L’édition 2001 du Festival de Salzbourg est la dernière sous la direction de Gérard Mortier. Tous les ragots vont bon train sur les surprises des mises en scène provocatrices que réservent les futures Ariadne à Naxos et la Chauve-Souris. Gérard Mortier a également donné de nombreux interviews pour exprimer sa déception face à toutes les barrières qu’il a rencontré et l’hostilité de ceux qui se sont dressés contre lui. Que pensez d’une telle diatribe ?
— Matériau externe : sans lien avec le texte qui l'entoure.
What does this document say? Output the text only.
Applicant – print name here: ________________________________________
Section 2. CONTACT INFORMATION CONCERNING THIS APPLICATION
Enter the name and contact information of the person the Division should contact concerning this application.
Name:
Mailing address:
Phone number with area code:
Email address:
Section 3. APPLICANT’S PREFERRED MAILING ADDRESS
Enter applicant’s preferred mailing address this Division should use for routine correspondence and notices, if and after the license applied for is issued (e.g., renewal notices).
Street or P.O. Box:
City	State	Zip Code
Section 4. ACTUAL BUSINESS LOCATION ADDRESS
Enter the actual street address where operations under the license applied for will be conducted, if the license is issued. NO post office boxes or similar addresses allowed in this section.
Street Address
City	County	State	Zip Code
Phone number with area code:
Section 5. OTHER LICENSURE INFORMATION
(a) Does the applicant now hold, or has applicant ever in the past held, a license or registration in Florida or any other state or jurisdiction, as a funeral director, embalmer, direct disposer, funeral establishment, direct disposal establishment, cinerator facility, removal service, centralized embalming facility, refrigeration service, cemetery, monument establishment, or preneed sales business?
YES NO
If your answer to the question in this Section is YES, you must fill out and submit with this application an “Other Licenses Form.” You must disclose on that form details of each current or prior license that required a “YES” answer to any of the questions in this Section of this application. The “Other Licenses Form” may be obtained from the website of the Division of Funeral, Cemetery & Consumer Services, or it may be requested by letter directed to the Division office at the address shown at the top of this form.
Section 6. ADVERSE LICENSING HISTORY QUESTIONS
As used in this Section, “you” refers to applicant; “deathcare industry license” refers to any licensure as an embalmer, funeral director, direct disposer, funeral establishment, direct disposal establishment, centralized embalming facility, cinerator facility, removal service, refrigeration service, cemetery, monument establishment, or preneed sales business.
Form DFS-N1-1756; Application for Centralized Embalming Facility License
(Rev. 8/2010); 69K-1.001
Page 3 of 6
Il faut tout d’abord reconnaître que si Gérard Mortier espérait trouver un environnement similaire à celui qu’il a connu à la Monnaie, il a été soit bien naïf, soit bien innocent. Je ne peux pas croire qu’il ne mesurait pas le challenge que représentait le fait de prendre la succession du festival de Salzbourg après Karajan, ni qu’il n’ait perçu que Salzbourg est une ville provinciale, touristique au sens le plus superficiel du terme et très conservatrice et ce dans un pays parmi les plus conservateurs en Europe. Gérard Mortier exagère également lorsqu’il semble condamner artistiquement tout ce qui a été fait avant lui à Salzbourg. Il y a eu à coté des représentations d’opéras mis en scène par Karajan dans un style totalement dépassé: décors et costumes grandioses pour une conception purement symphonique des œuvres, des réussites totales musicalement et dramatiquement . Je pense en particulier aux exceptionnelles représentations des Contes d’Hoffmann ou à la Flûte Enchantée donnés par le duo James Levine/Jean-Pierre Ponelle. De même, il y avait des créations d’œuvres contemporaines avant Mortier. Un de mes très bons souvenirs de Salzbourg est la création du Re in Ascolto de Luciano Berio dirigé par Lorin Maazel et mis en scène par Goetz Friedrich. Enfin, je suis surpris également par le mépris que Gérard Mortier a affiché par rapport au public du Festival. Il y a certes un public qui aime parader en habits de soirée et une arrière-garde locale qui semble agir comme si ils possèdent chaque pierre du Festival mais il y a cependant de vrais mélomanes. J’ai toujours trouvé à Salzbourg un public difficile et exigeant, connaissant fort bien les œuvres jouées et toujours très attentifs aux représentations, bien plus qu’à Paris, Londres, Vienne ou New York.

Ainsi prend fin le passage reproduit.